Determination of protein based on absorbance decrease of molybdenum(VI) complex with 2,6,7-trihydroxy-9-(4′-chlorophenyl)-3H-xanthen-3-one

Abstract

A new spectrophotometric method is proposed for protein determination with the limit of detection at nanogram levels. At pH 2.2–3.7, and in the presence of Triton X-100, protein, molybdenum(VI) and 2,6,7-trihydroxy-9-(4′-chlorophenyl)-3H-xanthen-3-one (p-Cl-PF) react within 3 min at room temperature to develop a supramolecular complex stable for at least 6 h, resulting in an absorbance decrease at 530 nm of the p-Cl-PF–Mo(VI) complex.
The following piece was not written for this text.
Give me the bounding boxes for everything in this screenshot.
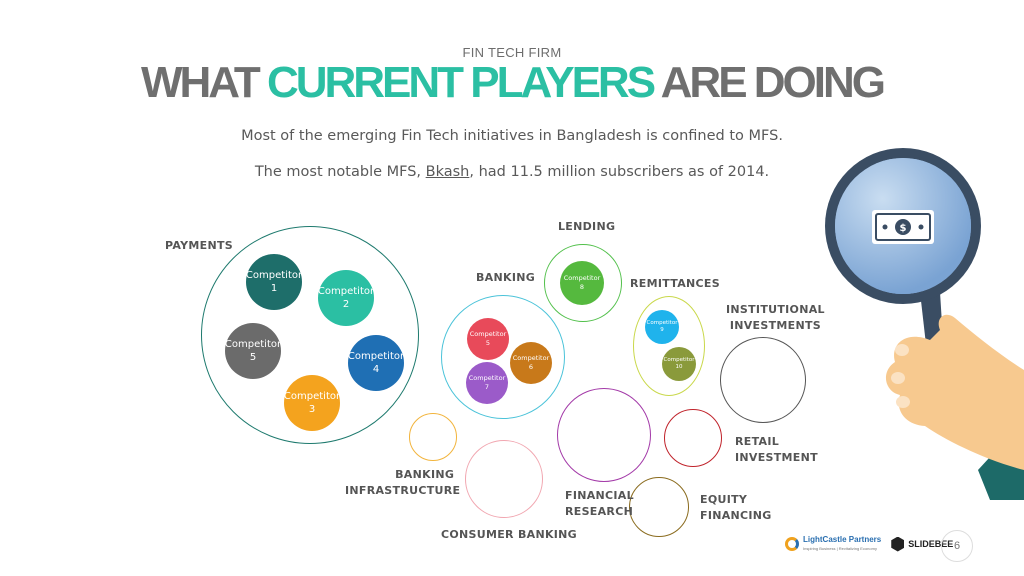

The dynamic ranges for bovine and human serum albumins are 0–12 mg l^–1 with detection limits of 90 and 100 ng ml^–1, respectively. The method is simple, practical and relatively free from interference from coexisting substances, as well as much more sensitive than most of the existing assays. The determination results of human body fluid samples are identical to those by the Bradford method, with relative standard deviations of five determinations of 0.7–2.8%. By the Rosenthanl graphic method the binding numbers and association constants of serum albumins with the complex are estimated, and the binding reaction is considered to be mainly due to electrostatic forces.